= Varsity novel =

Literary genre

A varsity novel is a novel whose main action is set in and around the campus of a university and focuses on students rather than faculty. Examples include Evelyn Waugh's Brideshead Revisited, Donna Tartt's The Secret History, Tom Sharpe's Porterhouse Blue and Stephen Fry's The Liar and Making History. Novels that focus on faculty rather than students are often considered to belong to a distinct genre, termed campus novels.

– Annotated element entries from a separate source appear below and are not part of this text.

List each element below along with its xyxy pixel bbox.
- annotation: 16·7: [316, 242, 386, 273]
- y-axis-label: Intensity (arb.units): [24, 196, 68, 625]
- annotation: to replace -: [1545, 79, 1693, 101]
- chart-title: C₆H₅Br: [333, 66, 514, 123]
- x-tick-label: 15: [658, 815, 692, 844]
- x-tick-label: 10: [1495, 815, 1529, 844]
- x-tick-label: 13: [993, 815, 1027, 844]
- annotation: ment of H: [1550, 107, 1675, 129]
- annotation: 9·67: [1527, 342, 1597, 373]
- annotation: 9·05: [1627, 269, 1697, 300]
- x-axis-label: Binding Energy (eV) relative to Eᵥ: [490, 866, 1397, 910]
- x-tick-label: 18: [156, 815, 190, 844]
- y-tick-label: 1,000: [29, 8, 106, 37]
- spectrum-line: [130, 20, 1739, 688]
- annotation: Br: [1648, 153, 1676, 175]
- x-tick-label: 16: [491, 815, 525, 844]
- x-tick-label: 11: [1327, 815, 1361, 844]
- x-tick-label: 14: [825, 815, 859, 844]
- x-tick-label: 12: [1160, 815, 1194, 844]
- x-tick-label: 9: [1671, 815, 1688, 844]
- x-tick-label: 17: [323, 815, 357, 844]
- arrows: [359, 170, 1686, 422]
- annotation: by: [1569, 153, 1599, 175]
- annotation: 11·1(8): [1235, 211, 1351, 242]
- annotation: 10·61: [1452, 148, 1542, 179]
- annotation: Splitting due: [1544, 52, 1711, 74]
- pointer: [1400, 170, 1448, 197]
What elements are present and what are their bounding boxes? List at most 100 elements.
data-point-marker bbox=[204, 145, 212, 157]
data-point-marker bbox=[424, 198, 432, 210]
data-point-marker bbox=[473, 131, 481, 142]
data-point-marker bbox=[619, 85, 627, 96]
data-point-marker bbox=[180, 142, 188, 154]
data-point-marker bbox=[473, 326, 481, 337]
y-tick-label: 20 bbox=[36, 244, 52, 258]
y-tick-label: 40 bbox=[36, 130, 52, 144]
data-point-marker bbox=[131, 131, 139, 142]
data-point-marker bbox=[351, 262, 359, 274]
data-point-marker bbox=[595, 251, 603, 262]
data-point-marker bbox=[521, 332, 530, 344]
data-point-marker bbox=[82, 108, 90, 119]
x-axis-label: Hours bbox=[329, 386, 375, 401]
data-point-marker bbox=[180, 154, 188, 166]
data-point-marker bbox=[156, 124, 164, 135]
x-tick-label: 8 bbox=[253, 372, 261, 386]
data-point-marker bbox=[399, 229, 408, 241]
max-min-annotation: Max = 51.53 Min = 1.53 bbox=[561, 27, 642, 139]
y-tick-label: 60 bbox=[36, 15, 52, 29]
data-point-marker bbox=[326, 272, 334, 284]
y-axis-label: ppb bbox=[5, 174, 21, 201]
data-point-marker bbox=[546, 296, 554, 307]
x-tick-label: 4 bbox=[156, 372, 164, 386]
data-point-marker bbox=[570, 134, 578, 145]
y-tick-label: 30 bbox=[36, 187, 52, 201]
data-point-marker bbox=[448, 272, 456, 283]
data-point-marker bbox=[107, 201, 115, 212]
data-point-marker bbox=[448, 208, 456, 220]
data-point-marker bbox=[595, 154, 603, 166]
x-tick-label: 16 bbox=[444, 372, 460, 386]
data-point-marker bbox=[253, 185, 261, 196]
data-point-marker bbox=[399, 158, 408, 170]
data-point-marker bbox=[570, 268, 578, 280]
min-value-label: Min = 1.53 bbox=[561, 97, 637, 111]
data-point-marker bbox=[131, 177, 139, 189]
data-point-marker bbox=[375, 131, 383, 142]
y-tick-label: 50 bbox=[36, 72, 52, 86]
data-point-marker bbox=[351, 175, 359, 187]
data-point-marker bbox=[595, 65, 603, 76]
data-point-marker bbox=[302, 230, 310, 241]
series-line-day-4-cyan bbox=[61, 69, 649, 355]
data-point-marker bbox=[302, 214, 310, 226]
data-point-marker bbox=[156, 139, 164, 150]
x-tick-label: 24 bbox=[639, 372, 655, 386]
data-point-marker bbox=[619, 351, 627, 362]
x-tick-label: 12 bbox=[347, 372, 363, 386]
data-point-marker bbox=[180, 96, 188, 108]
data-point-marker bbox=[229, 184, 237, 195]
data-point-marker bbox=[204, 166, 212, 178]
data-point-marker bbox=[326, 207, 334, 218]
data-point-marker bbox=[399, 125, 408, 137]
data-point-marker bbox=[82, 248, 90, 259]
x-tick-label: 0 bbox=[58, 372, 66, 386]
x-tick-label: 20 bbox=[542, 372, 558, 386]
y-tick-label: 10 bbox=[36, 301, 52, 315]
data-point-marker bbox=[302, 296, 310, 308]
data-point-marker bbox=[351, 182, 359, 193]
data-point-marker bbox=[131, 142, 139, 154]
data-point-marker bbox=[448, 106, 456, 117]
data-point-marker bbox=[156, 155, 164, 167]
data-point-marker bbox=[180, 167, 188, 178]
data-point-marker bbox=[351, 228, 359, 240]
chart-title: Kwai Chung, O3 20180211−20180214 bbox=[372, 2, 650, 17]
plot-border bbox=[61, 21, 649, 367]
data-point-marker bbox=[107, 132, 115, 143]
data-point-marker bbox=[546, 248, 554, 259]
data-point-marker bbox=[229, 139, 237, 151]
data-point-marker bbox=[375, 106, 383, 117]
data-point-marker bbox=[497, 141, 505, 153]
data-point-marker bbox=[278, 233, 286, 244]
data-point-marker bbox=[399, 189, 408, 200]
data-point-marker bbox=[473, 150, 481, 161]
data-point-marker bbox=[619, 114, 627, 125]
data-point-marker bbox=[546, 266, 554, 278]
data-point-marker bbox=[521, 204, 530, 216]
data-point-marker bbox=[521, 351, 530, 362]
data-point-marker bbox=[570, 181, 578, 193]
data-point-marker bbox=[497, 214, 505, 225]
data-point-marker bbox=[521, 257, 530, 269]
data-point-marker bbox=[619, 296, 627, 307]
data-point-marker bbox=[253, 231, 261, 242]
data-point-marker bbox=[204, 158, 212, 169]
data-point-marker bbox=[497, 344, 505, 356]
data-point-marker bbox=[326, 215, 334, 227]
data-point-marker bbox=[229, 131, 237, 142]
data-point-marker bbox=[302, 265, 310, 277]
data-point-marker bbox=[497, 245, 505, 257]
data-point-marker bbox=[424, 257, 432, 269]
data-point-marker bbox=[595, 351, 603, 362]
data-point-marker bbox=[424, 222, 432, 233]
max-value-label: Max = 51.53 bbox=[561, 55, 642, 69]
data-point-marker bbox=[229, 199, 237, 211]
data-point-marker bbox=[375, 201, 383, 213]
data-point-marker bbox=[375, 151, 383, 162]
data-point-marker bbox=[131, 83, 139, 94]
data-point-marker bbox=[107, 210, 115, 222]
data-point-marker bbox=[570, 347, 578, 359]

Aida Edemariam, analyzing David Lodge's novels, identifies that varsity novels "[are] set at Oxbridge, and usually among students." For his part, Lodge considers that the varsity novel was called as such "[b]efore World War II...[relating] the exploits of young men at Oxbridge, of which Max Beerbohm's Zuleika Dobson was a classic instance, and the first section of Evelyn Waugh's Brideshead Revisited was perhaps the swan-song." However, The Nationals Malcolm Forbes, asserts "that...all modern varsity novels, have an antecedent in Brideshead Revisited." Furthermore, Forbes considers, that the "[t]he prime example...is Donna Tartt's debut The Secret History (1992), a critical and commercial success that spawned several imitators, the most notable being Marisha Pessl's Special Topics in Calamity Physics." Forbes considers that Benjamin Wood, in his debut novel The Bellwether Revivals, "does for Cambridge what Evelyn Waugh does for Oxford." Another debut novel that falls under this genre is N. D. Williams' Ikael Torass. An early representative of the varsity novel is Edward Bradley's The Adventures of Mr. Verdant Green, while a later example is Tom Wolfe's I Am Charlotte Simmons.

For his part, Geoffrey Wheatcroft, states that by the publication of Kingsley Amis' Lucky Jim (1954), a campus novel, asserts that "the varsity novel was well established in England, often marked by lushly sentimental reminiscence of gilded undergraduate life, as in Sinister Street by Compton Mackenzie or Waugh's Brideshead Revisited."

Frederic Raphael's The Glittering Prizes is a varsity novelization from the television series of the same name. Philip Tew's The Gift of Death, a novel he turned in for his thesis, "reworks the tradition of [both] the campus or varsity novel, detailing lives tied to the rhythms of the academy." A noted female writer was "Alan St. Aubyn, a pseudonym for Mrs. Frances Marshall, [who] wrote women's "varsity novels"." Though Rikki Ducornet's Brightfellow has been called "perhaps her most accessible book," it is also considered "the oddest of varsity novels."

The university setting may be a real institution or a fictional university.